Il est trois heures de l’après-midi le lendemain, quand je pousse la porte de mon pavillon de Saint-Cloud.
Qui aperçois-je, dans l’encadrement du perron ? Félicie ! Ma brave, ma chère, ma merveilleuse Félicie.
Je me précipite dans ses bras.
— Déjà rentrée, M’man ?
— Tu vois. Loin de toi, les vacances ne sont plus des vacances, tu sais, mon grand.
Elle m’entraîne à la salle à manger. Je m’immobilise, la bouche et les yeux grands ouverts. Irène, la môme que j’avais levée dans le train en revenant de Dordogne, est toujours là, tricotant paisiblement.
Elle rosit en me voyant et déclare en me tendant la main :
— Vous voyez, je vous ai attendu. Votre maman est très gentille, c’est elle qui a insisté…
Je bredouille, éperdu de stupeur :
— Ah bon ! Bien ! Hum ! Je… c’est-à-dire… oui… Bien sûr que… Mais néanmoins… Il est vrai…

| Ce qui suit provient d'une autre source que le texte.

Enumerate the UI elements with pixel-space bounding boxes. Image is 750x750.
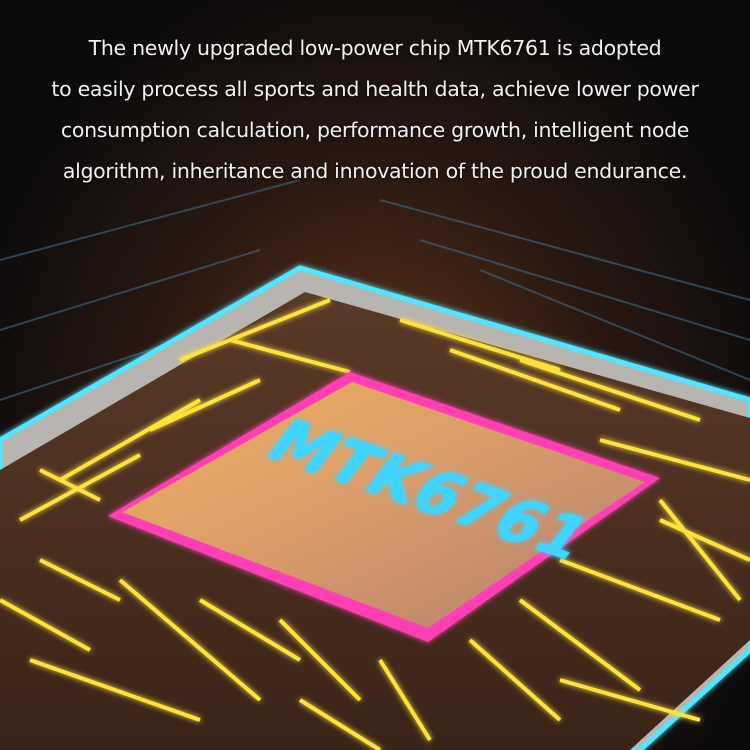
circuit-trace [118,578,262,702]
circuit-trace [518,598,642,692]
circuit-trace [559,558,721,622]
circuit-trace [599,438,750,482]
circuit-trace [59,398,201,482]
caption-line: algorithm, inheritance and innovation of… [62,159,688,183]
background-circuit [0,179,750,401]
circuit-trace [468,638,562,722]
circuit-trace [39,558,121,602]
circuit-trace [399,318,561,372]
circuit-trace [298,698,382,750]
circuit-trace [149,378,261,432]
caption-line: consumption calculation, performance gro… [60,118,690,142]
circuit-trace [519,358,701,422]
circuit-trace [658,498,742,602]
description-text: The newly upgraded low-power chip MTK676… [0,28,750,192]
circuit-trace [179,298,331,362]
circuit-trace [39,468,101,502]
circuit-trace [378,658,432,742]
circuit-trace [559,678,701,722]
circuit-trace [0,598,91,652]
circuit-trace [198,598,302,662]
circuit-trace [19,453,141,522]
circuit-trace [229,338,351,374]
chip-die [122,382,645,628]
circuit-traces [0,298,750,750]
caption-line: The newly upgraded low-power chip MTK676… [88,36,662,60]
circuit-trace [659,518,750,562]
circuit-trace [278,618,362,702]
circuit-trace [449,348,621,412]
circuit-trace [29,658,201,722]
caption-line: to easily process all sports and health … [51,77,699,101]
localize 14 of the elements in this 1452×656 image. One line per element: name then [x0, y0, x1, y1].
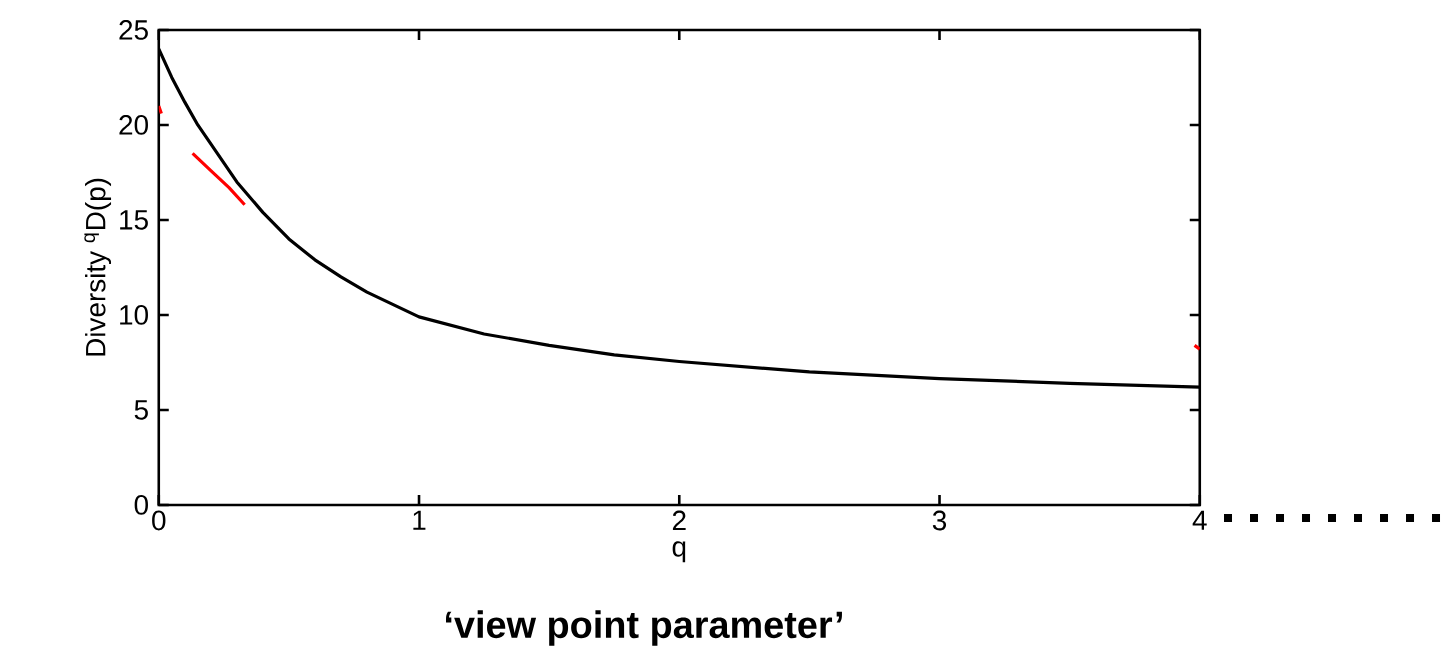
y-tick-label: 25: [119, 20, 148, 40]
y-tick-label: 10: [120, 305, 148, 325]
x-tick-label: 2: [672, 510, 686, 531]
text: ‘view point parameter’: [446, 610, 842, 646]
x-tick-label: 4: [1192, 510, 1207, 530]
x-tick-label: 3: [932, 510, 947, 531]
y-tick-label: 5: [134, 400, 148, 420]
x-tick-label: 0: [152, 510, 166, 531]
y-tick-label: 0: [134, 495, 148, 515]
x-axis-title: q: [672, 541, 686, 563]
y-tick-label: 15: [120, 210, 148, 230]
x-tick-label: 1: [413, 510, 426, 530]
y-axis-title: Diversity $^{q}$D(p): [84, 178, 112, 356]
y-tick-label: 20: [119, 115, 148, 135]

M’man rit sous cape de ma confusion. Et moi je pense que ça va être drôlement coton de la virer, cette nana. Bonté divine, comment que je vais la décramponner !
Je suis aux prises avec ce problème, beaucoup plus délicat et embistrouillant que mon enquête, lorsque la porte s’ouvre avec fracas et le Gros que j’avais déposé devant sa porte entre sans saluer personne.
— San-A ! hurle-t-il, en brandissant France-Soir. San-A ! San-A ! Lis, mais lis donc ça, b… de m… !
Je m’empare machinalement du baveux et je lis en première page :
« Le Monstre du Lac de Stingines (Écosse) n’était pas un leurre. »
— Après ça tu viendras pas me raconter que je bluffe, hé, patate ! aboie Béru.
J’ai un haussement d’épaule agacé et je poursuis ma lecture.
« Ce matin, des pêcheurs matinaux qui parcouraient les rives de Stingines Lok eurent une forte émotion en découvrant, gisant au milieu des ajoncs, une bête effroyable, issue en droite ligne de la préhistoire et appartenant probablement à la famille des sauriens. L’animal mesure vingt-deux mètres de la tête à la queue. Il possède des nageoires dorsales et des pattes atrophiées comme les crocodiles. Il a été tué de huit balles de revolver bien groupées, de calibre 7mm 65 d’origine française. Le Muséum d’histoire naturelle de Londres offre mille livres de récompense à la personne qui a accompli cet exploit unique. »
Je lève une tête titubante d’admiration sur Béru.
— Ça fait combien, mille livres ? me demande-t-il doucement.